Item 8: OpenPGP Cleartext Signature Framework Susceptible to Format
Confusion
Another logical solution to this issue would be to recognize when
processing something that looks like a clearsigned message and reject a
one-pass signature if a clearsigned message header has been seen.
Item 9: GnuPG Output Fails To Distinguish Signature Verification Success
From Message Content
I think this is actually an old problem, previously affecting
Thunderbird and Git IIRC, and the existing --status-fd mechanism in GPG
is meant for exactly this case, at least for automated processing.
Item 10: Cleartext Signature Forgery in GnuPG
This is simply an implementation defect in GPG and should be fixed by
improving the validation of the "Hash" header.
Item 11: Radix64 Line-Truncation Enabling Polyglot Attacks
This is another implementation defect in GPG, although fixing it may be
more involved: the radix64 reader should be refactored to work by
characters (or arbitrary blocks) instead of by lines.
In fact, arbitrary limits are generally contrary to the GNU Coding
Standards, so this really should be fixed... :-)
Item 12: GnuPG may downgrade digest algorithm to SHA1 during key
signature checking
The root of this is another out-of-bounds read. There is a simple fix to
this: always, *always*, *ALWAYS* initialize stack-resident local variables.
I am also unsure about the actual insecurity of SHA1 in general. Have
there been more attacks since the first actual collision?

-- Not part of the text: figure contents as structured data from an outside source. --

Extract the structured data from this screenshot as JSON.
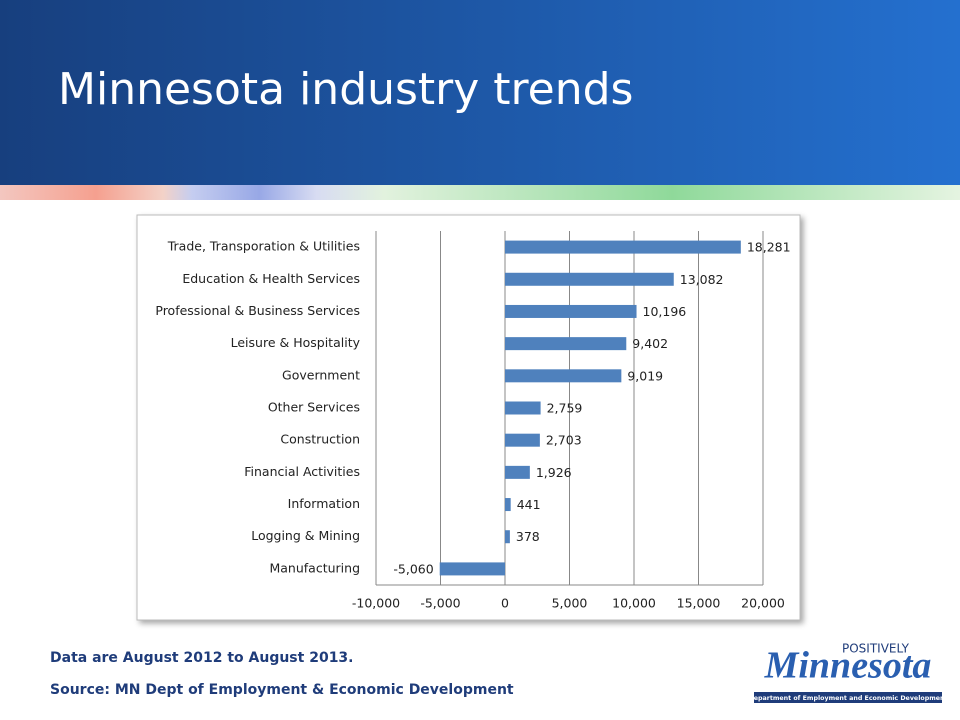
{
  "slide": {
    "title": "Minnesota industry trends",
    "notes": [
      "Data are August 2012 to August 2013.",
      "Source: MN Dept of Employment & Economic Development"
    ],
    "logo": {
      "tagline": "POSITIVELY",
      "name": "Minnesota",
      "department": "Department of Employment and Economic Development"
    }
  },
  "chart_data": {
    "type": "bar",
    "categories": [
      "Trade, Transporation & Utilities",
      "Education & Health Services",
      "Professional & Business Services",
      "Leisure & Hospitality",
      "Government",
      "Other Services",
      "Construction",
      "Financial Activities",
      "Information",
      "Logging & Mining",
      "Manufacturing"
    ],
    "values": [
      18281,
      13082,
      10196,
      9402,
      9019,
      2759,
      2703,
      1926,
      441,
      378,
      -5060
    ],
    "value_labels": [
      "18,281",
      "13,082",
      "10,196",
      "9,402",
      "9,019",
      "2,759",
      "2,703",
      "1,926",
      "441",
      "378",
      "-5,060"
    ],
    "color": "#4f81bd",
    "xlim": [
      -10000,
      20000
    ],
    "xticks": [
      {
        "value": -10000,
        "label": "-10,000"
      },
      {
        "value": -5000,
        "label": "-5,000"
      },
      0,
      {
        "value": 5000,
        "label": "5,000"
      },
      {
        "value": 10000,
        "label": "10,000"
      },
      {
        "value": 15000,
        "label": "15,000"
      },
      {
        "value": 20000,
        "label": "20,000"
      }
    ],
    "grid": true
  }
}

Item 13: GnuPG Trust Packet Parsing Enables Adding Arbitrary Subkeys
Keyrings are trusted stores, so this is more of a documentation problem.
The report is right that caching signature checks is probably a bad
idea, although it may have been justifiable in the past due to limited
computing power.
Item 14: Trusted comment Injection (minisign)
This is closely related to item 6, except that this time minisign itself
outputs the sequences that manipulate the terminal.